The government's intention is to provide a "doctor in their pocket" experience for patients via the NHS app, alleviating staff from bureaucratic and administrative burdens.
Priorities include streamlining technology procurement and establishing a single national formulary for medicines within two years.
South Korea’s AI-enabled hospitals serve as a model for England to follow, ensuring hospitals can benefit from automation in areas like staff rostering and procurement.
A revolutionary procurement strategy
The NHS is set to transform how it acquires technology and medical equipment, moving away from a decades-long habit of investing in "yesterday's solutions to today's problems" and towards consistently adopting the best-value medicines via a modernised supply chain.

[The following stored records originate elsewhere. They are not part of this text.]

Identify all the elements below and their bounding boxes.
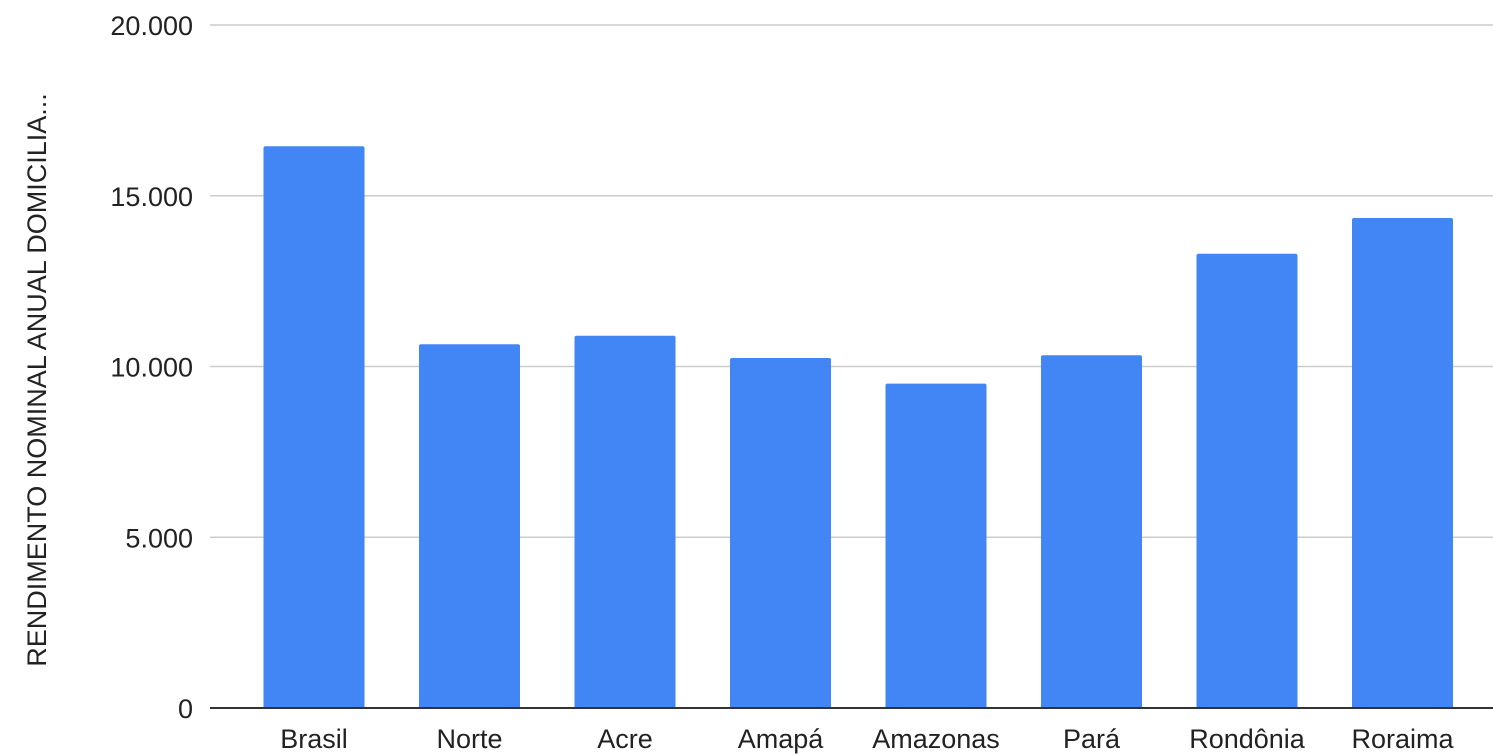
bar-norte <box>419 344 520 708</box>
y-tick-label: 20.000 <box>110 11 193 41</box>
x-category-label: Amazonas <box>872 724 1000 754</box>
y-tick-label: 5.000 <box>125 523 193 553</box>
x-category-label: Rondônia <box>1189 724 1306 754</box>
y-tick-labels: 0 5.000 10.000 15.000 20.000 <box>110 11 193 724</box>
x-category-label: Brasil <box>280 724 348 754</box>
x-category-label: Acre <box>597 724 653 754</box>
y-axis-title: RENDIMENTO NOMINAL ANUAL DOMICILIA... <box>22 93 52 667</box>
bar-amapá <box>730 357 831 708</box>
x-category-label: Roraima <box>1351 724 1454 754</box>
bar-brasil <box>263 146 365 709</box>
y-tick-label: 0 <box>178 694 193 724</box>
bar-pará <box>1041 355 1142 708</box>
x-category-label: Pará <box>1063 724 1121 754</box>
bar-rondônia <box>1196 253 1298 708</box>
bars <box>263 146 1453 709</box>
bar-acre <box>574 335 676 708</box>
x-category-label: Norte <box>436 724 502 754</box>
gridlines <box>210 24 1493 538</box>
y-tick-label: 10.000 <box>110 353 193 383</box>
x-category-labels: Brasil Norte Acre Amapá Amazonas Pará Rondônia… <box>280 724 1454 754</box>
bar-roraima <box>1352 217 1453 708</box>
bar-amazonas <box>885 383 987 708</box>
y-tick-label: 15.000 <box>110 182 193 212</box>
x-category-label: Amapá <box>738 724 825 754</box>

Health leaders admit the current approach has left the NHS technologically outdated, akin to "investing in fixed telephone lines in a world dominated by mobile phones".
The 10 Year Plan identifies the fundamental issue as the NHS treating all purchases as interchangeable commodities where only price matters, contrasting sharply with other industries' strategic technology investments that enhance productivity and customer experience.
Beginning early next year, the NHS plans to introduce standardised value-based procurement guidance for devices and digital products.
Under this new system, productivity-enhancing technologies will be purchased at a national level, then distributed through an internal marketplace designed to benefit both patients and healthcare professionals.
The changes aim to unlock the "extraordinary potential" of the UK's HealthTech and MedTech sectors via an open innovation strategy.
Starting April 2026, the NHS will broaden NICE's technology appraisal process, currently only for medicines, to include certain devices, diagnostics, and digital products.
This marks the first national pathway to prioritise and fund high-impact health technologies beyond pharmaceuticals.
The expanded system will focus on meeting the NHS's most pressing needs while supporting financial sustainability. An example is digital behavioural therapy for adolescents, targeting long waiting lists for Children and Adolescent Mental Health Services (CAMHS).
The initiative promises accelerated commercial support, simplified access to NHS infrastructure for evidence generation, and intensive adoption back-up, addressing "significant unwarranted variation" in technology uptake that has diminished the UK's market appeal to innovators.
"Our aim is to be in the driving seat of the biggest industrial revolution since the 19th century as we harness technology to create a new model of care in the NHS," the report continues.
"We will free up hospitals to prioritise safe deployment of AI and harness new technology to bring the very best of cutting-edge care to all patients. All hospitals will be fully AI-enabled within the lifetime of this plan."